Mas, pronto, o Zé “acordou para a vida”, identificou o problema, e decidiu resolvê-lo o mais rapidamente possível (já que neste momento esse problema “estraga-lhe” a vida toda; é como estar a tentar nadar, tendo pesos cada vez maiores agarrados ao corpo). Então, ele decidiu: OK, para começar vou ser frugal ao máximo, vou gastar só o mínimo para sobreviver, ir trabalhar, etc., sem ligar a questões tipo “nível de vida” ou “impressionar outros”. E vou usar o dinheiro a mais para me livrar dos créditos logo que possível.

Onde “atacar” primeiro, então? Para já, vamos olhar para a situação do Zé:

A ENTRAR:

Ordenado: 1500€ líquidos por mês;

A SAIR:

Casa: tem um crédito de 100.000€, a pagar 350€/mês durante 30 anos (dos quais já “só” faltam 25)

Cartões de crédito (todos mais ou menos no limite — sim, isto é normal 🙁 ):
– banco ABC: crédito de 2000€, TAN de 25%, pagamento mínimo de 3% (60€)
– banco DEF: crédito de 1000€, TAN de 15%, pagamento mínimo de 5% (50€)
– banco GHI: crédito de 1600€, TAN de 20%, pagamento mínimo de 5% (80€)

Crédito pessoal:
– entidade JKL, crédito a 6 anos de 16000€, TAN de 9.5%, pagamentos fixos de 300€, ainda só foram pagos 6 meses (pelo que ainda faltará pagar cerca de 15000€ — no início, os pagamentos são quase só para pagar os juros)

Daqui vemos que o Zé precisa de 840€ por mês só para pagar o mínimo dos seus vários créditos. Não espanta que ele cada vez se sinta mais “apertado”, não é? Ainda por cima, ao pagar somente o mínimo dos vários cartões, é revelado um novo problema: juros.
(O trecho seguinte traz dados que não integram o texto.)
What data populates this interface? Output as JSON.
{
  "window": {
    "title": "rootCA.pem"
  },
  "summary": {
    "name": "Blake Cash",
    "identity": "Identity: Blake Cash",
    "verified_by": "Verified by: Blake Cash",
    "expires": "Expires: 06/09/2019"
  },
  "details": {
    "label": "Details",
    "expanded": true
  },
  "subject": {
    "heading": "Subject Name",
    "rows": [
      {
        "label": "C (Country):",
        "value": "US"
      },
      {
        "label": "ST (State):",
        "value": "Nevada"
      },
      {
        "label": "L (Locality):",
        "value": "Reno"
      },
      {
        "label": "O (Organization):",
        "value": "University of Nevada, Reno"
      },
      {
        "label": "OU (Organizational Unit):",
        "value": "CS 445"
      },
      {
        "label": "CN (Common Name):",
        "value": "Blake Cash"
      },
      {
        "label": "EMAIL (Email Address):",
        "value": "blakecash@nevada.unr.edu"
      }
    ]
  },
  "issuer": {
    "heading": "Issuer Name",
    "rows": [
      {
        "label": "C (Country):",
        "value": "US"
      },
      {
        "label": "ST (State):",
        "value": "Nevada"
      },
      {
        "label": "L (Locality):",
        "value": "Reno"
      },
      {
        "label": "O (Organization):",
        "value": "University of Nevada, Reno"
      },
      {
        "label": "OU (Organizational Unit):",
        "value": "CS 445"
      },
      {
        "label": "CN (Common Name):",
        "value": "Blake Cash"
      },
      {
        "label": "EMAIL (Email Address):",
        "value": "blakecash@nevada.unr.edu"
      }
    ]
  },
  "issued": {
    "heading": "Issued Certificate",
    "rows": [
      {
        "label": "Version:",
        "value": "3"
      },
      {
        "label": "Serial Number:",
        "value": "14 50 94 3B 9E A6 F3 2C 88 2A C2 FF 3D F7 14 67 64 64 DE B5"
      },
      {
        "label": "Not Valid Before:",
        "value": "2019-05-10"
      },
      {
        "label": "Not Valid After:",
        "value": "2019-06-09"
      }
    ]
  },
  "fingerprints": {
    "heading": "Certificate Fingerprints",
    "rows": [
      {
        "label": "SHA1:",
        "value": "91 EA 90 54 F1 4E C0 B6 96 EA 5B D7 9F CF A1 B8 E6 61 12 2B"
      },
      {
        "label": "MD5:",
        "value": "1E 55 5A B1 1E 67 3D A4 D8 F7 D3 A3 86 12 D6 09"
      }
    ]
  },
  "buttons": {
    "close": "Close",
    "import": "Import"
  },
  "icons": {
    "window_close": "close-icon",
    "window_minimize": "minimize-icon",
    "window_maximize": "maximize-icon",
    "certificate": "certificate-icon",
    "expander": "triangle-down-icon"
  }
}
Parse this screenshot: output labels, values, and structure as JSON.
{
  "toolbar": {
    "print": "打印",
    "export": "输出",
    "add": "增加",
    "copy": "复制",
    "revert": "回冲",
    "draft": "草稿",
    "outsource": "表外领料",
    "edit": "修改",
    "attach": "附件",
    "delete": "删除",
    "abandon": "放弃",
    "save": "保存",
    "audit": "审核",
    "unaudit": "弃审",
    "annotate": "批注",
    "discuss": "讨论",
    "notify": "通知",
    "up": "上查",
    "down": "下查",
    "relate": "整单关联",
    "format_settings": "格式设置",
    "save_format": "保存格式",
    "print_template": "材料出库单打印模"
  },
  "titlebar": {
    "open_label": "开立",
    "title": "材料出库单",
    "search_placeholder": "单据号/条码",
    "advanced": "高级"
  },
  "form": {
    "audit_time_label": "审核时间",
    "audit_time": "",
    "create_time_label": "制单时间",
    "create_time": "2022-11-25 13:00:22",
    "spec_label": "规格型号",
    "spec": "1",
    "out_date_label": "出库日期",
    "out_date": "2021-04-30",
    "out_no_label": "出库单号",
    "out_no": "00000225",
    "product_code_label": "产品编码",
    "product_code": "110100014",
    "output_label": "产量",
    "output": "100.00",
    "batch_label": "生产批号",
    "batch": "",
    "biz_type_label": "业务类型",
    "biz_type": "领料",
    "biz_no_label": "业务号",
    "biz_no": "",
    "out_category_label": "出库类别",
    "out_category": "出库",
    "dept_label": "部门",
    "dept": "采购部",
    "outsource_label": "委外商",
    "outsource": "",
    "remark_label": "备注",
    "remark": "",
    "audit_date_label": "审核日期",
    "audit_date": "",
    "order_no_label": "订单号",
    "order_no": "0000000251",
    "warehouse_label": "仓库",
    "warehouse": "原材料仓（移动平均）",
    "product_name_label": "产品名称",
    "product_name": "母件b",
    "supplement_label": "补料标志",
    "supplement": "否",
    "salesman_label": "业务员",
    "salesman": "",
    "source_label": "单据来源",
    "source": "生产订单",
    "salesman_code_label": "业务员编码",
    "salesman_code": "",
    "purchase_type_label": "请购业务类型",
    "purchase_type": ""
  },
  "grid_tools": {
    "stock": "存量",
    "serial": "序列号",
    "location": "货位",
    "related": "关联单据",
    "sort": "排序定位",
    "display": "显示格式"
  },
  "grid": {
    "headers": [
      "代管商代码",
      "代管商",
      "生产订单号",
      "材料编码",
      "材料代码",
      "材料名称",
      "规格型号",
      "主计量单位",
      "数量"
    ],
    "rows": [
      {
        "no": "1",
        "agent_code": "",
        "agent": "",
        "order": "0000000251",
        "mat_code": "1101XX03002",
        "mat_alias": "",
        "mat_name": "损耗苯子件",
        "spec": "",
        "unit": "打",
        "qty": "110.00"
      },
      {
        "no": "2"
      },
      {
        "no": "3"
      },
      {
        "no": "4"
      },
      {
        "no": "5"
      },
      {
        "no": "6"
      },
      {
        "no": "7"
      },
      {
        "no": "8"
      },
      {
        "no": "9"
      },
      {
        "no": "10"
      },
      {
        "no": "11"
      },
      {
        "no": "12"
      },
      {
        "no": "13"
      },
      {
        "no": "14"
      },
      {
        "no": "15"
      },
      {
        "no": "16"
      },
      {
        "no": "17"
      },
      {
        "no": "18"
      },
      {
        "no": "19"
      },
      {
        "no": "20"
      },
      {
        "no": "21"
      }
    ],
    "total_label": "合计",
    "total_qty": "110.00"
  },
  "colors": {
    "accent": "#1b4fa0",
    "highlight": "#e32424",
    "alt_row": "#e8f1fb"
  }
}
Pois é, quais são os juros mensais dos vários cartões, assumindo que estão todos com as dívidas acima mencionadas?

Cartão ABC: 41.66€
Cartão DEG: 12.50€
Cartão GHI: 26.66€

Até podia ser bem pior, já que nenhum destes juros é superior ao pagamento mínimo (caso esse em que pagar só o mínimo faz a dívida aumentar). Mesmo assim, dá para ver que, pagando só esse mínimo, só uma pequena parte desse pagamento é usado para reduzir a dívida; a maior parte do mesmo vai apenas para pagar os juros. Por exemplo, pagando 60€ do cartão ABC, a dívida é reduzida em apenas (60-41.66) = 18.34€. Assumindo que ainda se usa o cartão para, por exemplo, almoçar fora uma vez ou duas, então nem sequer baixará nesse valor; ficará, para todos os efeitos, na mesma. Mas podem ter a certeza de que o banco não se importa mesmo nada de continuar a receber do Zé 41.66€ “grátis” todos os meses. 🙁

Pondo a coisa de outra forma: só em juros dos cartões de crédito, e assumindo que a situação se mantém (o que, até uma pessoa “acordar”, é comum durar anos), o Zé está a dar aproximadamente 970 por ano aos bancos, em juros. É mesmo a “dar”; não é dinheiro que ele possa usar para comprar alguma coisa para ele (já nem falo de poupar ou investir). É efectivamente como pegar fogo a notas. E foi tudo gradual: o Zé usou os cartões de crédito umas vezes para comprar coisas ou cobrir alguma emergência, viu que não tinha de pagar tudo na altura e que assim tinha naquele momento a conta bancária mais “à vontade”, habituou-se a pagar só perto do mínimo de cada um, e depois de uns tempos o Zé não só não tem mais poder de compra do que tinha (pelo contrário), mas passou também a ter um pagamento mensal adicional de uns 190€ — dos quais 80€ vão somente para os juros dos cartões.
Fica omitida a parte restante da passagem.